Ce petit territoire montagneux frontalier de l’Espagne, aux traditions rurales bien ancrées, est une exception scientifique mondiale. La Cerdagne abrite quatre sites majeurs dédiés à l’énergie solaire dans un rayon de vingt kilomètres autour de Font-Romeu. Une étonnante concentration qui s’explique par la convergence de deux atouts majeurs : l’ensoleillement et l’altitude. Voici dans les Pyrénées-Orientales, une escapade scientifique unique au monde à la découverte de l’histoire inachevée de la maîtrise de l’inépuisable source d’énergie que nous offre le soleil.

Four solaire d’Odeillo-Via
Le four solaire d’Odeillo-Via. ©PV


Par Philippe Voisin.


L’aventure du solaire dans les Pyrénées catalanes trouve son origine en 1900 à Sorède près d’Argelès-sur-Mer avec le premier four solaire construit par un scientifique portugais Manuel Antonio Gomes connu sous le nom de « Padre Himalaya » à cause de sa grande taille (1,93m). Pour ses travaux, le savant portugais obtient le Grand Prix de l’Innovation à Saint-Louis (USA) en 1904. Une réplique à l’identique de son four est toujours visible au pied du col del Buc. Le four de Sorède fonctionna 3 mois avant de tomber dans l’oubli. Mais le principe de base est démontré.

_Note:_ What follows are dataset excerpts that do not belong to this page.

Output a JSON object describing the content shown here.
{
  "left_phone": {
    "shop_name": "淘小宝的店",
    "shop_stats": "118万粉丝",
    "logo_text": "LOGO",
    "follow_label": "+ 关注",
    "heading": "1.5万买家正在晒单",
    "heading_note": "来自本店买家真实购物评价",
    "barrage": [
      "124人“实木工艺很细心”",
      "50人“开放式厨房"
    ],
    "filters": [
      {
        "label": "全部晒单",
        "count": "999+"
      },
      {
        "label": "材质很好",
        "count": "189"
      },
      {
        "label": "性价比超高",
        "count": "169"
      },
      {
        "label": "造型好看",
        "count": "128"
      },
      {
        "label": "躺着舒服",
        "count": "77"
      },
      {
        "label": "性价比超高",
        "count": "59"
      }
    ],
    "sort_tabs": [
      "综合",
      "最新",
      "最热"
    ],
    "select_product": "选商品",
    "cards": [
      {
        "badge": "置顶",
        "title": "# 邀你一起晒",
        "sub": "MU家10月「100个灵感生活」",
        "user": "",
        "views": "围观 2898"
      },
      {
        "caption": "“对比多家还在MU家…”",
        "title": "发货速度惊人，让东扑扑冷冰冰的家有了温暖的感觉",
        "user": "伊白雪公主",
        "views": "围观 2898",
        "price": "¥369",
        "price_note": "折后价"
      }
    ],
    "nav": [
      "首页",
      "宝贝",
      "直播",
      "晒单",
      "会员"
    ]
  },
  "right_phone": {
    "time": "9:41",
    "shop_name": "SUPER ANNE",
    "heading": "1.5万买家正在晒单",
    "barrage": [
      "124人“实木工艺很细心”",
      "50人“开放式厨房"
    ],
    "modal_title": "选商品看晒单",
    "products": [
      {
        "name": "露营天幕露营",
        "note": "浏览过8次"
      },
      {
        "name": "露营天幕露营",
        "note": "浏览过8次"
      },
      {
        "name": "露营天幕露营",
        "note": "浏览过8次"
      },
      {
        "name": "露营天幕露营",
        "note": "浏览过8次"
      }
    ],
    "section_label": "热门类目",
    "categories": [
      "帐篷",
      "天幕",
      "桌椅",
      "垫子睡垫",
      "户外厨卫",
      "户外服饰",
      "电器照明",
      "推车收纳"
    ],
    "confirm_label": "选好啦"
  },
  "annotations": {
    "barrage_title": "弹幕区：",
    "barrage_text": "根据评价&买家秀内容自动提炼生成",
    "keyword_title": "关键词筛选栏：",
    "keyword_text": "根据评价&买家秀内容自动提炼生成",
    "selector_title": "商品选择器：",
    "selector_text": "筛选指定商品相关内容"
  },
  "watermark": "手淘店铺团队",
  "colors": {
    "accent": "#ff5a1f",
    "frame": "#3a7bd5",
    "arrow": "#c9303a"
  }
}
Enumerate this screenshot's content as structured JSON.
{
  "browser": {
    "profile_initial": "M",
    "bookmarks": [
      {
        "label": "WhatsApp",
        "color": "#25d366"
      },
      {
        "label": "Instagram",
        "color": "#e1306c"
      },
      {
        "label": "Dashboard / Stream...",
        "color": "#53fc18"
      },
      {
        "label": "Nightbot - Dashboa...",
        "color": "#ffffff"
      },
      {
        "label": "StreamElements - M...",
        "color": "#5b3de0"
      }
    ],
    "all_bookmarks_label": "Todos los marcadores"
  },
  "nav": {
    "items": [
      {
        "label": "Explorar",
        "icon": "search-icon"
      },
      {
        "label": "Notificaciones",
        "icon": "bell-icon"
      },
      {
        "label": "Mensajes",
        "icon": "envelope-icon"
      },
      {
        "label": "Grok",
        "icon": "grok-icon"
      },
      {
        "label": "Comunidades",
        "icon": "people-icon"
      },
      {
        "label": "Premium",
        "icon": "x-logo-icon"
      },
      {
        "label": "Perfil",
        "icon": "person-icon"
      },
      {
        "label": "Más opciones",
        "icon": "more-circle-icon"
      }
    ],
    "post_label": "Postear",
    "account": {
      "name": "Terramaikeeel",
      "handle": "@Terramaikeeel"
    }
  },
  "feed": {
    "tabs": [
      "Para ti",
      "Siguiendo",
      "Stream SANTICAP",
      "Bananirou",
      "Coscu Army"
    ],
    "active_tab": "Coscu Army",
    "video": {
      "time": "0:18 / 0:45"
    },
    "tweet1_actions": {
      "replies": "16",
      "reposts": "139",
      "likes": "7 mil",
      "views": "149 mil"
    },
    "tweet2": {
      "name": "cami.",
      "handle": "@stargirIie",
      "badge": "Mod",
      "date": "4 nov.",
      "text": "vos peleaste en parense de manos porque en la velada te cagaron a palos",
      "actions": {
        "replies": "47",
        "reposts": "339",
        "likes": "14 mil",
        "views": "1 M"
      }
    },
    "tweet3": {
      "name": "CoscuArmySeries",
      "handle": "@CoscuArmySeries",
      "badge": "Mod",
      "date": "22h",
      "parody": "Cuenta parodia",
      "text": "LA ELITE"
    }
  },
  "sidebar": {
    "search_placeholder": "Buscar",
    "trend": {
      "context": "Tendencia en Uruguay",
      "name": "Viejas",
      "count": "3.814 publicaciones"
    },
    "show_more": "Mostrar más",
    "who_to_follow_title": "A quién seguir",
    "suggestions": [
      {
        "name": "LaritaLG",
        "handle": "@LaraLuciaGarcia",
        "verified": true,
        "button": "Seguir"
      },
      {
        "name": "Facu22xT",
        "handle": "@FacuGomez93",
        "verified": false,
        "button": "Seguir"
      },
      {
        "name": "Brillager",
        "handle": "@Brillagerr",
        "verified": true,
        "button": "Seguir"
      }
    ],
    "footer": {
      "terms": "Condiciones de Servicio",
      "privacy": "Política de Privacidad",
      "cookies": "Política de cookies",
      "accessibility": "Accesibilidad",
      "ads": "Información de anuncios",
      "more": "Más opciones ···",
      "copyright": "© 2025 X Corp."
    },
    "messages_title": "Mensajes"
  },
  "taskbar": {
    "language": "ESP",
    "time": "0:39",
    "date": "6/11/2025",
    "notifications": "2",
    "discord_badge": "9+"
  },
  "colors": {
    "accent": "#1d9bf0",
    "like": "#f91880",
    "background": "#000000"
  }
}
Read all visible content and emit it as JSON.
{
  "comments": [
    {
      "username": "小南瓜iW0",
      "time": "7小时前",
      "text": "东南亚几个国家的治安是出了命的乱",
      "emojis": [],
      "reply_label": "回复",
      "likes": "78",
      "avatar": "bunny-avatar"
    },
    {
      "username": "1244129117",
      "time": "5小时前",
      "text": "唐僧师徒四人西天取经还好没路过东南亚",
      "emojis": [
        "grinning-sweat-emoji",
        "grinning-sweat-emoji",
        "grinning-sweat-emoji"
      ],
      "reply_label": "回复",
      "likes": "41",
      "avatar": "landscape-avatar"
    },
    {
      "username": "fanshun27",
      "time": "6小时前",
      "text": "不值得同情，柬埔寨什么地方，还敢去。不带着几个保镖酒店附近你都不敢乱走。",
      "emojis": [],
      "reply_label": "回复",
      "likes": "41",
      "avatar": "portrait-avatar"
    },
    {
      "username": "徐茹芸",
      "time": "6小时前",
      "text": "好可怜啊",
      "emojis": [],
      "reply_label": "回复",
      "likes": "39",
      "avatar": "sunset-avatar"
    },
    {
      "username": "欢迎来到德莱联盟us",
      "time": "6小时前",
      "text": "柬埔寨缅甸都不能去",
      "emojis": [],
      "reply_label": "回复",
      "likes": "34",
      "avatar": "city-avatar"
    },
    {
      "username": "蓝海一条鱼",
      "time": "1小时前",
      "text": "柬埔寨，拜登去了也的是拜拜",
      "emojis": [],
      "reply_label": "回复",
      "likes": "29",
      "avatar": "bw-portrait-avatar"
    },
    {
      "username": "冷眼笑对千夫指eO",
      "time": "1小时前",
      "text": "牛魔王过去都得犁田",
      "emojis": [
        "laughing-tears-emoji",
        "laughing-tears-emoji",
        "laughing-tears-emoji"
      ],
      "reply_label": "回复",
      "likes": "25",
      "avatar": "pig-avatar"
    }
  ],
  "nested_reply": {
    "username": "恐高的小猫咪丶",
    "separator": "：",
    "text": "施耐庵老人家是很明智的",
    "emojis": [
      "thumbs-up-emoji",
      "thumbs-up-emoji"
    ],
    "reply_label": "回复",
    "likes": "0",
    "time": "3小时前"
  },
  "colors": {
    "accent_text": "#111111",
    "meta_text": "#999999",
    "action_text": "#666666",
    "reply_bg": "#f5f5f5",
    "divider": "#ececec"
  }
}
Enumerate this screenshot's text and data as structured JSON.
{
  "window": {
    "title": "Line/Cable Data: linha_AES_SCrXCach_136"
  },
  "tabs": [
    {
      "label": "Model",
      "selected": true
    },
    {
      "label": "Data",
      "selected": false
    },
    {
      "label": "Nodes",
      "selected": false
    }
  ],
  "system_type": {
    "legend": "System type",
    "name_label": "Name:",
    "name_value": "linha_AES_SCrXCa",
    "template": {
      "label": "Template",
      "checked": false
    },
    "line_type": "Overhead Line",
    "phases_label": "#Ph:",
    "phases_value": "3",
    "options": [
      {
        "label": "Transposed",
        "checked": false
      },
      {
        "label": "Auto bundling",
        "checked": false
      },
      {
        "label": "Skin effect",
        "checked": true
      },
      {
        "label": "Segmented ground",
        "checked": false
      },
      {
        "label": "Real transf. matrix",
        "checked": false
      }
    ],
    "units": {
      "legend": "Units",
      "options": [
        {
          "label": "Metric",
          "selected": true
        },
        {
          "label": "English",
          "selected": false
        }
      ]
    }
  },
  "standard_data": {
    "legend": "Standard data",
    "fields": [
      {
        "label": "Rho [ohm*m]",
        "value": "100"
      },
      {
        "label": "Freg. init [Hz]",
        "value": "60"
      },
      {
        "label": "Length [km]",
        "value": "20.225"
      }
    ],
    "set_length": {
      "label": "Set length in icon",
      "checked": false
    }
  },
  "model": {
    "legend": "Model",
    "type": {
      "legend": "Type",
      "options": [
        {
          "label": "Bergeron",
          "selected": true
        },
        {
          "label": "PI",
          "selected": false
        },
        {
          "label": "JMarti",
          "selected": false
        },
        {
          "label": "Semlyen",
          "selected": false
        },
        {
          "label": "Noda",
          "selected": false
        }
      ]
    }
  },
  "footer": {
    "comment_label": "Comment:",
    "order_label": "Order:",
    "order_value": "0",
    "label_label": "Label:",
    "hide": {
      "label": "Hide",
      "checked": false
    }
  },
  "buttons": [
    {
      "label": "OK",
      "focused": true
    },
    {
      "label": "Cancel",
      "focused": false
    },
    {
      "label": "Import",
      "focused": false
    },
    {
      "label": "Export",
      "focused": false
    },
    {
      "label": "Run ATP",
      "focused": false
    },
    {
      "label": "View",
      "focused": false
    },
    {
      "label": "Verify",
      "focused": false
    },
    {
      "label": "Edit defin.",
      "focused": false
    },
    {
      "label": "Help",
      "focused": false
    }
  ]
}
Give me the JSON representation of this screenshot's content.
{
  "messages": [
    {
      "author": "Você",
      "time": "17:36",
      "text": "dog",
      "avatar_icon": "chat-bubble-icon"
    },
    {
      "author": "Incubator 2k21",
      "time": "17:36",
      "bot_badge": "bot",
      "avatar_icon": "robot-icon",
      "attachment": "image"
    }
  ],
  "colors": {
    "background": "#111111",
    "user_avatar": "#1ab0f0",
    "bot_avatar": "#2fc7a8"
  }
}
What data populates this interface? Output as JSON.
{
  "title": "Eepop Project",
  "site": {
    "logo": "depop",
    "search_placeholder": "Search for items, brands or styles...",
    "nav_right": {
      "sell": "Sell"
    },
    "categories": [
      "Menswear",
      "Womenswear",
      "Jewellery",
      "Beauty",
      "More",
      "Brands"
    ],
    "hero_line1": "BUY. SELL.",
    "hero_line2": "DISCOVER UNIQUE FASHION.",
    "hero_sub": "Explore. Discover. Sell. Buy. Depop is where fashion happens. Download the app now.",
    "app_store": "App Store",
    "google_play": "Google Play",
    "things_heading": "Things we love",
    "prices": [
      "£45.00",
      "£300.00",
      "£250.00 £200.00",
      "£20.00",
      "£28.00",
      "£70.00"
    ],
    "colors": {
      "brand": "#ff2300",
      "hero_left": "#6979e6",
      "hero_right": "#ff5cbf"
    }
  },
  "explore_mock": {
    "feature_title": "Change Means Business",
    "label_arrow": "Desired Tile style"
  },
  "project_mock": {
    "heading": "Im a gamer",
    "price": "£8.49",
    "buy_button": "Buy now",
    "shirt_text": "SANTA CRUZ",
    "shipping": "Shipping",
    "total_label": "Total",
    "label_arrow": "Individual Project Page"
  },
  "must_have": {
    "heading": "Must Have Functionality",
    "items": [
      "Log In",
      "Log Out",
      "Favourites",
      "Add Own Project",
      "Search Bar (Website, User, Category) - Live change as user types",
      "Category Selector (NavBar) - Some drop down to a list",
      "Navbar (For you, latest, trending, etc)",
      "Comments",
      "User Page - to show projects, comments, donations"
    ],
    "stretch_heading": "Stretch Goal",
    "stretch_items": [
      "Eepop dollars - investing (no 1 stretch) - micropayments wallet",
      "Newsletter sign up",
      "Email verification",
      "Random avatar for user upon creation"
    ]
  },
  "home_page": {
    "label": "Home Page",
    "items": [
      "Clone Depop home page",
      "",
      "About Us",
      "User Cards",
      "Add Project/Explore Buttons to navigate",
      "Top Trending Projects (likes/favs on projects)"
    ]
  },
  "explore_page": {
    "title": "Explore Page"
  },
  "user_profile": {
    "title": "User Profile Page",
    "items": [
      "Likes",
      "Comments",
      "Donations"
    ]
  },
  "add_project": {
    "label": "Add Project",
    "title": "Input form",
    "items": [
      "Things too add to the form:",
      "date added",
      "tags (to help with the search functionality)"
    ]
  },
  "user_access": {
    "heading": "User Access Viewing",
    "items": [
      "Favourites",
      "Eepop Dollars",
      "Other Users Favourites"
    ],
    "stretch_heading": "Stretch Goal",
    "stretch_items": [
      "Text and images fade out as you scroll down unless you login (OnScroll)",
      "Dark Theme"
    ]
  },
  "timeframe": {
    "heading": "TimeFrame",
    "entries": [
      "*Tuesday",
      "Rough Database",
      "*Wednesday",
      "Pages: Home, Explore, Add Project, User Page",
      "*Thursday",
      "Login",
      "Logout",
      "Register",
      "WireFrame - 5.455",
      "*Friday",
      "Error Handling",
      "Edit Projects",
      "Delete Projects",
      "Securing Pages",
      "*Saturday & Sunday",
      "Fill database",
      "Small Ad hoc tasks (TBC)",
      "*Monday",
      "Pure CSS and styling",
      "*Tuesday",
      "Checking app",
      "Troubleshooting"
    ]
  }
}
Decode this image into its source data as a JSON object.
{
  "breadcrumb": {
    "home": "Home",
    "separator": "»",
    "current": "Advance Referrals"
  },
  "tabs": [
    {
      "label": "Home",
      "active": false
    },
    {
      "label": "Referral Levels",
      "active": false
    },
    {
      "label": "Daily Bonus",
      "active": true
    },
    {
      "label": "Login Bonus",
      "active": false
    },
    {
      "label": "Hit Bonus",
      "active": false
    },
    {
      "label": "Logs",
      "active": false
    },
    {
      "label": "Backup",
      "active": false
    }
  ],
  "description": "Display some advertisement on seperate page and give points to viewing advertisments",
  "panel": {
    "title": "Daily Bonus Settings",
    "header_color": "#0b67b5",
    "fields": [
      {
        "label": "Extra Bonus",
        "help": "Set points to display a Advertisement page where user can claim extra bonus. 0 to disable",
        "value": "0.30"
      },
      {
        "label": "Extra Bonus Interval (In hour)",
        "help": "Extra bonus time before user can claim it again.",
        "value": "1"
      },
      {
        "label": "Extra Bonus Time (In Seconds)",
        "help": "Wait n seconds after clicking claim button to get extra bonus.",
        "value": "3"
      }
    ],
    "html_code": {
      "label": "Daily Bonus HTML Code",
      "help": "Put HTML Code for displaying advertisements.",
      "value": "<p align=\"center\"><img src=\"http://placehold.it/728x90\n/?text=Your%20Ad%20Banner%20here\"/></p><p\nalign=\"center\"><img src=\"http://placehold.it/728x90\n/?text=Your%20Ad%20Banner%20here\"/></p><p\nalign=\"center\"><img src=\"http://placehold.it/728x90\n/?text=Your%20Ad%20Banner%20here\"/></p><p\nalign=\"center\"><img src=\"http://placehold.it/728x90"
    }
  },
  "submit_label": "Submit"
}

Le four solaire de Mont Louis

Presque un demi-siècle plus tard, Félix Trombe, un ingénieur-chimiste qui étudie les propriétés des métaux, démontre la possibilité d’atteindre de très hautes températures avec un four solaire. Nous sortons de la Seconde Guerre mondiale en 1949 et le chercheur du CNRS achète un projecteur militaire de DCA (Défense Contre Avions) pour sa démonstration. Ses travaux intéressent l’armée qui l’autorise à installer à Mont-Louis derrière les fortifications érigées au XVIIe siècle par Vauban, le premier four solaire expérimental à double réflexion : un miroir plat et orientable appelé héliostat suit la course du soleil et réfléchit les rayons du soleil vers un miroir parabolique appelé concentrateur qui les réfléchit une seconde fois en un point focal. Le foyer peut atteindre des températures extrêmes supérieures à 3 000 °C. Ce four, qui a permis de tester les matériaux à hautes températures, devient la référence mondiale pour démontrer la puissance de l’énergie solaire. Après avoir été cédé à une entreprise privée pour la fabrication de céramiques, le four devient la propriété de la ville de Mont-Louis qui ouvre le site au public. Grâce à des démonstrations simples, on découvre alors le spectacle du soleil qui enflamme en quelques secondes le bois et perce l’acier. La cité du roi-soleil devient la cité du soleil-roi !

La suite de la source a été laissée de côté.